How to Test for Trends in Sales Forecasting
How do you know whether a forecasting trend is real? If you see a baseline that looks like it’s drifting up or down, does that represent a real trend or is it just random variation? To answer those questions, you have to get into probability and statistics. Fortunately, you don’t have to get into them too far — wrist-deep, maybe.
The basic train of thought goes like this:
- Use Excel to tell you what the correlation is between sales revenues and their associated time periods.
It doesn’t matter if I represent that time period as January 2011, February 2011, March 2011 . . . December 2016, or as 1, 2, 3 . . . 72.
- If there’s no relationship, as measured by the correlation, between revenues and time period, there’s no trend, and you don’t need to worry about it.
- If there is a relationship between revenues and time periods, you have to choose the best way to handle the trend.
- After Excel calculates the correlation, you have to decide whether it represents a real relationship between time period and revenue amount, or whether it’s just a lucky shot.
If the probability that’s it’s just luck is less than 5 percent, it’s a real trend. (Nothing magic about 5 percent, either — it’s conventional. Some people prefer to use 1 percent as their criterion — it’s more conservative than 5 percent, and they feel a little safer.) This raises the issue of statistical significance: What level of probability do you require before you decide that something (here, a correlation) is the real McCoy?
There are various methods for testing the statistical significance of a correlation coefficient. Here are three popular methods:
- Test the correlation directly and compare the result to the normal distribution.
- Test the correlation directly and compare the result to the t-distribution (the t-distribution, although similar to the normal curve, assumes that you’re using a smallish sample rather than an infinitely large population).
- Convert the correlation with the Fisher transformation (which converts a correlation coefficient to a value that fits in the normal curve) and compare the result to the normal distribution.
Other popular methods for testing the statistical significance of a correlation coefficient exist. Each returns a slightly different result. In practice, you’ll almost always make the same decision (the correlation is or is not significantly different from zero), regardless of the method you choose.
If you conclude that the trend the correlation measures is real (and when the probability is less than 1 percent that the correlation is a ghost, you probably should accept that conclusion), you have two more questions to ask yourself:
- Should you use a forecasting approach that handles trends well? You’d think that if you detected a trend, you should use a forecasting approach that handles trends well. That’s often true, but not necessarily. Suppose that instead of using time period as one of the variables in your correlation analysis, you used something such as sales revenues made by the competition.
If the competition’s revenues are slipping as yours are (or if both sets of revenues are growing), you’ll find a likely significant correlation between your revenues and the competition’s. But it’s quite possible — even likely — that there’s no real, causal relationship between their revenues and yours. It may be that both yours and theirs are correlated with the real causal factor: The size of the overall market is changing. In that case, you would probably be much better off using a measure of overall market size as your predictor variable. In this scenario, market size has a direct, causal relationship to your revenue, whereas your competition’s revenue has only an indirect relationship to your revenue.
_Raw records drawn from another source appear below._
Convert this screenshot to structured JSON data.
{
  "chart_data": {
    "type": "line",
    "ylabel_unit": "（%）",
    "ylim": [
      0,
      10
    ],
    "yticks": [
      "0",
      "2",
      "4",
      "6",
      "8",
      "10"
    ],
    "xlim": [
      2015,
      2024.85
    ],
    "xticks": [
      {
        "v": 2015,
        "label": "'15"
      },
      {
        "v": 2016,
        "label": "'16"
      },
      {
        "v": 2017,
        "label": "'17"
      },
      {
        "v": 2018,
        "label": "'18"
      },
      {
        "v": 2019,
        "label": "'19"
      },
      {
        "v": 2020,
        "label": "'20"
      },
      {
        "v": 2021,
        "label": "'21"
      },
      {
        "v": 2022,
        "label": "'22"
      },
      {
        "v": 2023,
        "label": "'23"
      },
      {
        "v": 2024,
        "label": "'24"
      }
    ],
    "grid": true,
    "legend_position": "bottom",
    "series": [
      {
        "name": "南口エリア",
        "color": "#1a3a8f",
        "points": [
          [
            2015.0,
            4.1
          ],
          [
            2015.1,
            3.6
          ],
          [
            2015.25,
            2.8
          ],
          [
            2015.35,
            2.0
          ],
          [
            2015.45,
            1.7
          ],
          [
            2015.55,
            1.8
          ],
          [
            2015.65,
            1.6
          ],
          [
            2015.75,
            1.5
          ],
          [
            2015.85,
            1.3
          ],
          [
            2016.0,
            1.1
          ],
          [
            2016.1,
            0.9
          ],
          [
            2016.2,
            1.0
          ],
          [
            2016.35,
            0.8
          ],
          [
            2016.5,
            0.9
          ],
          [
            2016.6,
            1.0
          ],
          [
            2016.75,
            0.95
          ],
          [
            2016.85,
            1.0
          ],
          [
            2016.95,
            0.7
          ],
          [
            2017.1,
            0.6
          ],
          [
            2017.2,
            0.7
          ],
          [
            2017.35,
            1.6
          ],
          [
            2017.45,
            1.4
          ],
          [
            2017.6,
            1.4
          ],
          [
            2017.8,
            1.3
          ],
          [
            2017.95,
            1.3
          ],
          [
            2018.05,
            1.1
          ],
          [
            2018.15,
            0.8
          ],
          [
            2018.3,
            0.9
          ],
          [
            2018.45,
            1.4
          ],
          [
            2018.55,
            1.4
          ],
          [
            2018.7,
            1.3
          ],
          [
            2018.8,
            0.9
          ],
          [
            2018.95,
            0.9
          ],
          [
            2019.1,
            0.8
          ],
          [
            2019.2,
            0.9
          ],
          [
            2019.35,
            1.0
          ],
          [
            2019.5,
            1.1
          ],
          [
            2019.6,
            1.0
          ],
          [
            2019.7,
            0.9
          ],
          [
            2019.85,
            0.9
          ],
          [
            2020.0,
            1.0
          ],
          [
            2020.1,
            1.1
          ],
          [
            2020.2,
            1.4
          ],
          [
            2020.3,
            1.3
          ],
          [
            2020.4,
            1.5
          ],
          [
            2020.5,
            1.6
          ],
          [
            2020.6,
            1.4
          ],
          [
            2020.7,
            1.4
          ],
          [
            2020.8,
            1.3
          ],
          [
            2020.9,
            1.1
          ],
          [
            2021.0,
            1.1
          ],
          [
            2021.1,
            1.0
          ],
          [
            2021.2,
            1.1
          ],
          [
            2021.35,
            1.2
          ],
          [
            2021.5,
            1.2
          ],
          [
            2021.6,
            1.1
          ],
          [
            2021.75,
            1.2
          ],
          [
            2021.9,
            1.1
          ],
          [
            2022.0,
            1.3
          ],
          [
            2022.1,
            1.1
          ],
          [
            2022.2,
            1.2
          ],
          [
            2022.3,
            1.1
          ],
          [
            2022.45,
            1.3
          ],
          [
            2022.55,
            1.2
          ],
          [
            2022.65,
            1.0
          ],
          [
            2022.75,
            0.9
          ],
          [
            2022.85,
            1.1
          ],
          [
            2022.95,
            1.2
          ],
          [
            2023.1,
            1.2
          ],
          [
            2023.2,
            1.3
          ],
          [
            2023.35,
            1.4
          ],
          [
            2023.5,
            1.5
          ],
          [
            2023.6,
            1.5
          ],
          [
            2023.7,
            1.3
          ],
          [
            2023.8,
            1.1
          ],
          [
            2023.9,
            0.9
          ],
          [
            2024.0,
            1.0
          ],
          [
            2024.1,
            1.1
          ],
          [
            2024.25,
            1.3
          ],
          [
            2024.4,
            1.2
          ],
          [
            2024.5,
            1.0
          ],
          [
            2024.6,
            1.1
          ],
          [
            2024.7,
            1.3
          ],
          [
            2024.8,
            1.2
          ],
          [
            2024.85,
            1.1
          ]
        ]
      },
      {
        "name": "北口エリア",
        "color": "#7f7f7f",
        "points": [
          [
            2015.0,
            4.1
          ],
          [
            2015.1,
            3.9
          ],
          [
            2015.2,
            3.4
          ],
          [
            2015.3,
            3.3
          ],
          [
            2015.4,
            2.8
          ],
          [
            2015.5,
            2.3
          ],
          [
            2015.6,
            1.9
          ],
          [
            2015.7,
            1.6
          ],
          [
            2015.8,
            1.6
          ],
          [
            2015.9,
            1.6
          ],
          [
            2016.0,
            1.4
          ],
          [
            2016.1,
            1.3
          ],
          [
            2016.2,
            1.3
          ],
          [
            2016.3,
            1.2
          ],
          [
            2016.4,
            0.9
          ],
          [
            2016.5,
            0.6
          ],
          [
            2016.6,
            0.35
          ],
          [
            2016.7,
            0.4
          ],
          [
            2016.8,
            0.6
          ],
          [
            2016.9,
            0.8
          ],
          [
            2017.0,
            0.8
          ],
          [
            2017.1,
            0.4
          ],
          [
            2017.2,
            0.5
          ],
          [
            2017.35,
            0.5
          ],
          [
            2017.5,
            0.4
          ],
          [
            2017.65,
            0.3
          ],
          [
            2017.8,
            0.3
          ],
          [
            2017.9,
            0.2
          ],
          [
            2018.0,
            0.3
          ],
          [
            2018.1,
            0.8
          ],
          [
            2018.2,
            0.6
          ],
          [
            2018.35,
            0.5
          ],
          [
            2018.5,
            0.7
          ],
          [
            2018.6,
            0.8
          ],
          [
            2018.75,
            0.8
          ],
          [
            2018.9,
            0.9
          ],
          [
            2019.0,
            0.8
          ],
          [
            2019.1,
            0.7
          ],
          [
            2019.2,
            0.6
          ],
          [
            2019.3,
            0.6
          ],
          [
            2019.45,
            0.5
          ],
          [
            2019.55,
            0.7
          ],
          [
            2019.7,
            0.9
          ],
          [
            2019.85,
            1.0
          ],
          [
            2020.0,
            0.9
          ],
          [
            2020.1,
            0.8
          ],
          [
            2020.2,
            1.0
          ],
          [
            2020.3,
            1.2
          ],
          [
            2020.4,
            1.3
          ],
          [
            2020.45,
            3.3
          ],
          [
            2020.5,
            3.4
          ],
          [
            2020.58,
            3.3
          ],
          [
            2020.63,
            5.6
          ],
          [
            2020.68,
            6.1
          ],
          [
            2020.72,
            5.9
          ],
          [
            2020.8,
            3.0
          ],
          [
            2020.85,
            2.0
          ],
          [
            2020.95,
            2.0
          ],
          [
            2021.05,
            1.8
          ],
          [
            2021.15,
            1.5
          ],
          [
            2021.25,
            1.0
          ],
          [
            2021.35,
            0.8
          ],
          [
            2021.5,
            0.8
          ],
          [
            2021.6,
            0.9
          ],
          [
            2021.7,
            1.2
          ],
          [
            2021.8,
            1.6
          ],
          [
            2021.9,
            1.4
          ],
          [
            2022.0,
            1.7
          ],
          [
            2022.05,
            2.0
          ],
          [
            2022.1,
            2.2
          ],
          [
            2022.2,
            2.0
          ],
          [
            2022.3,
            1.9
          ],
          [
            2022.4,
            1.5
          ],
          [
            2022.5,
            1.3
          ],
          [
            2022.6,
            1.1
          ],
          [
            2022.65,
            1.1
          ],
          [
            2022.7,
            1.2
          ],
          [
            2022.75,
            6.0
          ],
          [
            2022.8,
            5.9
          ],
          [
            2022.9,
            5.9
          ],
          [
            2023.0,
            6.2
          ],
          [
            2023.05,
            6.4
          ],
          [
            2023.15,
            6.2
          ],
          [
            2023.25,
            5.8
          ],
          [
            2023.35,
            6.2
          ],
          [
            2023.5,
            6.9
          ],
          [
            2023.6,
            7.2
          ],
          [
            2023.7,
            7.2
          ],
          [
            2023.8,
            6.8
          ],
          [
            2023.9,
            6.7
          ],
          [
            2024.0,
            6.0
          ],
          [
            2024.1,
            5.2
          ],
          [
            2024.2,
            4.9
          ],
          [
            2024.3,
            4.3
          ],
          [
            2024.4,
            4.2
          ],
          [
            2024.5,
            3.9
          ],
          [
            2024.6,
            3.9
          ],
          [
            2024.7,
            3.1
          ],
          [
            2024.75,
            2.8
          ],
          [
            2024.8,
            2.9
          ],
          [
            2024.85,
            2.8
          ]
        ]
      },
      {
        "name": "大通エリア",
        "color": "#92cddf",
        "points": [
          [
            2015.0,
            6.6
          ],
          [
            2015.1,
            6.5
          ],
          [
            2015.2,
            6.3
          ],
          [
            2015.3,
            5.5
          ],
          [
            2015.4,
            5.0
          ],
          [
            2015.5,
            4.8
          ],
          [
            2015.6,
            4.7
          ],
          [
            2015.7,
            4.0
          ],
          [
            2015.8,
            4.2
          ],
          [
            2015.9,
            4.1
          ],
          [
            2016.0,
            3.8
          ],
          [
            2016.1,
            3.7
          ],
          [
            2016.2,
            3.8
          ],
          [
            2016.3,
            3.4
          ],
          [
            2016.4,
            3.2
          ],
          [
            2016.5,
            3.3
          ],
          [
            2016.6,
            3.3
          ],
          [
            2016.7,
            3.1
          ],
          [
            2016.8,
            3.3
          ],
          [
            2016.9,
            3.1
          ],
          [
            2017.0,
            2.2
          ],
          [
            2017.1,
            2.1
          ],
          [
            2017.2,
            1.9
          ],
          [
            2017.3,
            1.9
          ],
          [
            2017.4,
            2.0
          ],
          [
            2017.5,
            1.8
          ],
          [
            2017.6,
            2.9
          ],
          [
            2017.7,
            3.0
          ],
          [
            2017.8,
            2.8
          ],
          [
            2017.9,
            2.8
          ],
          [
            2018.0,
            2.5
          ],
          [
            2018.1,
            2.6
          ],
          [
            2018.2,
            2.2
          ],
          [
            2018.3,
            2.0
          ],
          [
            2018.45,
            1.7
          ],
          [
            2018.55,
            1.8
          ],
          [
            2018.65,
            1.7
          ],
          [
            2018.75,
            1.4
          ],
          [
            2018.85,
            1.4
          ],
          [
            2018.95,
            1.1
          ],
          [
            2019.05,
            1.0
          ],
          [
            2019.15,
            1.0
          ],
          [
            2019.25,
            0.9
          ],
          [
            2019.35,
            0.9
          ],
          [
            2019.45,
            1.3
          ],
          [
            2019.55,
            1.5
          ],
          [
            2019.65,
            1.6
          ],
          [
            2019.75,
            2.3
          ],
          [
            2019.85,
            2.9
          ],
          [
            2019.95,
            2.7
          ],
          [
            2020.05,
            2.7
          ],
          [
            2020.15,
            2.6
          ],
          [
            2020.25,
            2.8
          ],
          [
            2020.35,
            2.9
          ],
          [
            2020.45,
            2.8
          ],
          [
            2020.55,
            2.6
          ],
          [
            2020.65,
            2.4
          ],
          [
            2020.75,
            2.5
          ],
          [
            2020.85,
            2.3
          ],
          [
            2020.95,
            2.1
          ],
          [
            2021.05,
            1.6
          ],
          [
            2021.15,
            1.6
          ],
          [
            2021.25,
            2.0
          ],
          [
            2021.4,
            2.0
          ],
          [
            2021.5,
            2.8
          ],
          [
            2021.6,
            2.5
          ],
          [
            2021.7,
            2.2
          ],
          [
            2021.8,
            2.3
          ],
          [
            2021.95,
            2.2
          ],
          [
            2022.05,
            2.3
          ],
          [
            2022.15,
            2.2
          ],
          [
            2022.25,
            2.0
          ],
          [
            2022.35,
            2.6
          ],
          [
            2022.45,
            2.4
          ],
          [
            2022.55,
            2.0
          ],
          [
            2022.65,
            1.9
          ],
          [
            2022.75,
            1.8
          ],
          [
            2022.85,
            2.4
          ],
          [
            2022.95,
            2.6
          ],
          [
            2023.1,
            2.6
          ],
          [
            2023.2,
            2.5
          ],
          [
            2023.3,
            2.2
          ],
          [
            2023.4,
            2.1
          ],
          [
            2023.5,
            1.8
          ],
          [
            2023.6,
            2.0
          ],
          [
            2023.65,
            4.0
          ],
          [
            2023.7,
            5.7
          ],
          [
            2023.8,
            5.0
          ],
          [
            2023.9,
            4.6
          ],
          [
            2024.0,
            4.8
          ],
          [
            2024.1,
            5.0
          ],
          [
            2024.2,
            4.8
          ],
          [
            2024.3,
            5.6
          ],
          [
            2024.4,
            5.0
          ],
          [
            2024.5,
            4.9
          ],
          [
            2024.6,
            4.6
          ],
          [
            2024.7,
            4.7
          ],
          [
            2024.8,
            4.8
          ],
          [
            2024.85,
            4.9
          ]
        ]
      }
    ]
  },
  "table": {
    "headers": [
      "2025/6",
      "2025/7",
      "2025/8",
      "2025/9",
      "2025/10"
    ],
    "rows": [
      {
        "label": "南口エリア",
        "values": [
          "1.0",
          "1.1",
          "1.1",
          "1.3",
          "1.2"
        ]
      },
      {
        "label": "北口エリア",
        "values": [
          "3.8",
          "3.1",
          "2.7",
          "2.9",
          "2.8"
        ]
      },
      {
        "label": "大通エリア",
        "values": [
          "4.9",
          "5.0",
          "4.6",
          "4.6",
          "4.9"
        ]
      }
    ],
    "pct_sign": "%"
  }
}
- Should you detrend the data? A hidden variable, such as a consistent change in the overall size of a market, can lead you to believe that a predictor variable and the variable you want to forecast are directly related, when in fact they’re not. Or the predictor and the forecast may change in similar ways because they’re both related to time.
The way to handle this sort of situation is to detrend both variables first by means of a transformation.
Or you may prefer to make your forecast using an approach that doesn’t necessarily handle trends well, such as moving averages or simple exponential smoothing. One reason for doing this is that you may find the regression approach with your data set isn’t as accurate a forecaster as moving averages or smoothing. Again, see if you can transform the data to remove the trend.